16 May 2014

Govt downplays migration warning

12:46 pm on 16 May 2014

Senior government ministers are downplaying warnings about a spike in migration, saying it's due to fewer New Zealanders leaving the country.

In Thursday's Budget, the Treasury said the annual net inflow of migrants is forecast to peak at 38,000 in the second half of this year, up from an earlier forecast of 26,000. It warned that the rising number of migrants would put additional pressure on the housing market.

Steven Joyce and Bill English emerging from the Budget lockup on Thursday.

Steven Joyce and Bill English emerging from the Budget lockup on Thursday. Photo: RNZ / Diego Opatowski

There was little in the Budget to ease housing demand, except removing import tariffs and duty on building materials. The Budget earmarked $27.8 million to allow duties on some building materials to be dropped for three years, estimated to save about $3500 on the construction of a new home.

Finance Minister Bill English said the increased migration inflow was not because hordes of people were moving to New Zealand.

"Kiwis are staying home, that's the change in net migration flows, and that is having an impact in our schools, it'll have an impact in our housing markets."

Mr English told Radio New Zealand's Morning Report programme on Friday it was not clear how long the trend would continue and the Government was not considering moves to restrict the numbers entering New Zealand.

"It's been a fairly sharp swing quite recently. I think you would need to see whether it's going to last for some time or be some kind of permanent shift.

"In any case you can't make that much of a shift through migration numbers. You can make quite a lot of difference by simply allowing a lot more houses to get started."

However, Labour leader David Cunliffe said the Government had failed to keep immigration in check.

"It is a good thing that fewer New Zealanders are leaving but it is not a good thing that National seems to have no control over the aggregate number of migrant flows. And the impact of that, particularly on Auckland's housing market, will be absolutely disastrous."

Economic Development Minister Steven Joyce said that was a defeatist attitude "So you're getting an economy to grow, you're actually getting a lot of people wanting to move here, finally, after rabbiting on for years and years and years about how everybody's leaving, and the first thing you want to do is shut the door - that's appalling."

Mr Joyce said the Government was focused on increasing the supply of houses by freeing up opportunites to build.

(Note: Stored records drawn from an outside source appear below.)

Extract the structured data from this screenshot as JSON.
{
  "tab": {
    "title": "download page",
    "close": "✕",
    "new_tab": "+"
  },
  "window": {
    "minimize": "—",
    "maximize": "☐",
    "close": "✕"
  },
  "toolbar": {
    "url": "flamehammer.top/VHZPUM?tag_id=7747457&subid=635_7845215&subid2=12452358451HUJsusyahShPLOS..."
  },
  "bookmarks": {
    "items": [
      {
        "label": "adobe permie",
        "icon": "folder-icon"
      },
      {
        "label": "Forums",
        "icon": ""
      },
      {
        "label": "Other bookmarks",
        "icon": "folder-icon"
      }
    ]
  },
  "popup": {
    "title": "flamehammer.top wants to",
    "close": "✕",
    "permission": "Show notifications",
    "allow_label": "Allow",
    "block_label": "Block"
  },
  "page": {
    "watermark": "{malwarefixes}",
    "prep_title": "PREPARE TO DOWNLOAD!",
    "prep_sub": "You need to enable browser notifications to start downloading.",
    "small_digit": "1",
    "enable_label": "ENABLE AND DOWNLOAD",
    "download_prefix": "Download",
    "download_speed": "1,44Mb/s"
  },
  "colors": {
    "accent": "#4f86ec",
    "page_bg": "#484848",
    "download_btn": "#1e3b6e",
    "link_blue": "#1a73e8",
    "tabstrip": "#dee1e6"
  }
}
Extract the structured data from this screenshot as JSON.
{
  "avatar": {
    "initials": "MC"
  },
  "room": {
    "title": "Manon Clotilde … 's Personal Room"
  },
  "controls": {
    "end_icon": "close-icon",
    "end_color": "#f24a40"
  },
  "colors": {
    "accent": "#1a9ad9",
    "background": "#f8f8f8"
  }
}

Mr Cunliffe said it costs just under half of the average full-time wage to service an 80 percent mortgage on an average priced home, and, according to the government's own projections, that would increase within five years to 63 percent of the average full time wage. In Auckland it would be 86 percent by 2018.

New Zealand First leader Winston Peters said the Government had failed to consider the pressure from exploding immigration on housing, infrastructure, education and health. The Green Party said slightly reducing the cost of building supplies will not improve the supply of homes.